Pada masa umar pula struktur organisasi ini berkembang seiring dengan
perkembangan permasalahan yang terjadi, seperti pembentukan cabang-cabang
baitul maal di wilayah-wilayah taklukan, pembentukan sistim diwan, membentuk
tim sensus penduduk (nassab) untuk menentukan indeks kebutuhan dan jaminan
sosial bagi masyarakat.
Kebijakan Pemerintahan Islam Dalam Menetapkan Anggaran Pendapatan Negara
Dari sumber-sumber mana pembiayaan
sektor publik dalam konsep Islam, akan dijawab dalam bab ini.
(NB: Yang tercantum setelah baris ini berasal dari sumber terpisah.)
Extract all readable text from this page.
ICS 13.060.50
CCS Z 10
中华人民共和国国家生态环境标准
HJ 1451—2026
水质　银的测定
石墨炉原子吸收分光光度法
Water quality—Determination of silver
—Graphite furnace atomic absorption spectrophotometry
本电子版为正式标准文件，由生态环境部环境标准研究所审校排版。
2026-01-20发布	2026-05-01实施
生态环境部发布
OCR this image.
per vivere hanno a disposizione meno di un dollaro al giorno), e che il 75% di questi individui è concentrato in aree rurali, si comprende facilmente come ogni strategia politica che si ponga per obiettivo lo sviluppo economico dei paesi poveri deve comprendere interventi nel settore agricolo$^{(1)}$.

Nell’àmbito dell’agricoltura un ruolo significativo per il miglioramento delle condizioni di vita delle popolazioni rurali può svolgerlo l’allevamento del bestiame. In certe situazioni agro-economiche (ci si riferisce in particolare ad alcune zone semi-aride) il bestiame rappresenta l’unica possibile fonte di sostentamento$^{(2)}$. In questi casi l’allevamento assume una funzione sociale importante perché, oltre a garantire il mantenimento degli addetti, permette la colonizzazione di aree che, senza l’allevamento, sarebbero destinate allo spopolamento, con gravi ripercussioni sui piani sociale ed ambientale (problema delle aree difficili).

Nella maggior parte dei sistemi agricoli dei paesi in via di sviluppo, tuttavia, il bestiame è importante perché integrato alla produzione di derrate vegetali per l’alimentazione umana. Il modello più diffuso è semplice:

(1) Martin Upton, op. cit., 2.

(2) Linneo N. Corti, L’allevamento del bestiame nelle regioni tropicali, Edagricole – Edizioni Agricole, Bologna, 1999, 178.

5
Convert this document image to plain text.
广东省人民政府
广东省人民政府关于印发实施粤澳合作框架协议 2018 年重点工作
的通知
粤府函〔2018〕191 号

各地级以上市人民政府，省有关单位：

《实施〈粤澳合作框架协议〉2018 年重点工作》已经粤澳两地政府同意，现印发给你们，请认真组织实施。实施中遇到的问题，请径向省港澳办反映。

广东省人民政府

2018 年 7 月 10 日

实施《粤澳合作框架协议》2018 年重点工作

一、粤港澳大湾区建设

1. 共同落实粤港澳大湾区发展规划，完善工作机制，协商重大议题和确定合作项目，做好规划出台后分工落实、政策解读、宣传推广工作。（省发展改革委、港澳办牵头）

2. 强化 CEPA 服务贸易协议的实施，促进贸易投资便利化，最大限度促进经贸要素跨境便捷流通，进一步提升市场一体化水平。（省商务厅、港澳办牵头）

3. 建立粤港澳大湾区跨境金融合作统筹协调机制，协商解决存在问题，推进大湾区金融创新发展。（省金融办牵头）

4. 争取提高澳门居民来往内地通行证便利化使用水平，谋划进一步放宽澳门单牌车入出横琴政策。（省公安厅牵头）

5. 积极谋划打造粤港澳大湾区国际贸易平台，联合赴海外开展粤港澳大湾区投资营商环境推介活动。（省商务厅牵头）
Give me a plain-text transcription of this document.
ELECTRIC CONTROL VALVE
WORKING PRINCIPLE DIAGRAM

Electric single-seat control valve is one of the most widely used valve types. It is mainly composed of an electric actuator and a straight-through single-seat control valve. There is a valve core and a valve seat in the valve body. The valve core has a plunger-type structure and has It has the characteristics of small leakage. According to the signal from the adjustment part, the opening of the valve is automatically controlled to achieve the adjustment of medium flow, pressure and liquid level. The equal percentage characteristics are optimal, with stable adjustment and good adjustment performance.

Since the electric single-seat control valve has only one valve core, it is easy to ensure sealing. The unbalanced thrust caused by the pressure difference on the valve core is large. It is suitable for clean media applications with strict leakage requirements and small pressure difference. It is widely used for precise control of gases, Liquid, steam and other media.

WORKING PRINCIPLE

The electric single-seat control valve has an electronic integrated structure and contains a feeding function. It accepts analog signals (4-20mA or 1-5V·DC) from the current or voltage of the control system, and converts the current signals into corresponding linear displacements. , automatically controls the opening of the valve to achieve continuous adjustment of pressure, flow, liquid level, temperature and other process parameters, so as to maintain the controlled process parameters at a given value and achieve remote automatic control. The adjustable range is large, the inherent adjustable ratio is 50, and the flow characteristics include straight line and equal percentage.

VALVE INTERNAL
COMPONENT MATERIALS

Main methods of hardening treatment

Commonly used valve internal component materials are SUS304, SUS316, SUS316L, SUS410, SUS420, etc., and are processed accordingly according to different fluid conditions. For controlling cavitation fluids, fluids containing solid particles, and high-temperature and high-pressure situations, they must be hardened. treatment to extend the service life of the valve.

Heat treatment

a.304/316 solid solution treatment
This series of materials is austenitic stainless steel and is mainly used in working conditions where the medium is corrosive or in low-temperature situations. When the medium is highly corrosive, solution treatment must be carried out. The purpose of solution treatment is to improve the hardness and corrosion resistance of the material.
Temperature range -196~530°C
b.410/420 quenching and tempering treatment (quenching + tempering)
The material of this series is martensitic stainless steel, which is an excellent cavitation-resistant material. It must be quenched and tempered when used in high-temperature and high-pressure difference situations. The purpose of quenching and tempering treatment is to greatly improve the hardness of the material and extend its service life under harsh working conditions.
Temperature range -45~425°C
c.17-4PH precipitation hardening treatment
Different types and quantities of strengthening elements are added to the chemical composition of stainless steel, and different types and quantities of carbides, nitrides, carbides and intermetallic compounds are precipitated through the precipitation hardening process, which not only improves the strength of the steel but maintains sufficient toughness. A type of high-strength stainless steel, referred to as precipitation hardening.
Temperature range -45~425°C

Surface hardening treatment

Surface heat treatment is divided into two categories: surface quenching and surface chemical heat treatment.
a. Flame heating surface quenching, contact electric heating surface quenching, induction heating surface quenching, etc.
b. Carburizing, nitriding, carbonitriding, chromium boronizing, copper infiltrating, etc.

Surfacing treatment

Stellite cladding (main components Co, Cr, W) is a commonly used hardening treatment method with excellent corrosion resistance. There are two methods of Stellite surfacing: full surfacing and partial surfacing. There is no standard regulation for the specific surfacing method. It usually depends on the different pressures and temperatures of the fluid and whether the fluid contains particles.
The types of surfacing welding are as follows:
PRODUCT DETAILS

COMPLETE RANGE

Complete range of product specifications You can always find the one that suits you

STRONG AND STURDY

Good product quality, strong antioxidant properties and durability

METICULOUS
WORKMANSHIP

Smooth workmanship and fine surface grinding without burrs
Bila ditarik
kesimpulan umum dari yang akan didapat dari uraian pada bagian ini, adalah
begitu variatifnya sumber-sumber pendanaan yang dimiliki negara Islam untuk
menyelenggarakan operasional negara.
a.
Zakat, dalam konteks ekonomi modern merupakan :
·
Instrumen distribusi pemerataan pemenuhan kebutuhan
primer. Dengan demikian, permintaan
konsumsi meningkat yang berdampak mendorong tingkat penawaran (produksi). .
·
Investasi dan Penyerapan Tenaga Kerja
Stimulan
zakat membawa multiplier effect, yaitu bergairahnya iklim
investasi. Korelasi lain zakat dan
investasi adalah, bila kekayaan tidak digerakkan dalam perekonomian maka
kekayaan itu akan tergerus nilainya oleh kewajiban zakat. Oleh karenanya zakat dalam Islam merupakan
faktor yeng mendorong kaum muslim untuk melakukan investasi. ”Perdagangkanlah
harta anak yatim sehingga tidak dimakan zakat” (HR Ibnu Qudamah).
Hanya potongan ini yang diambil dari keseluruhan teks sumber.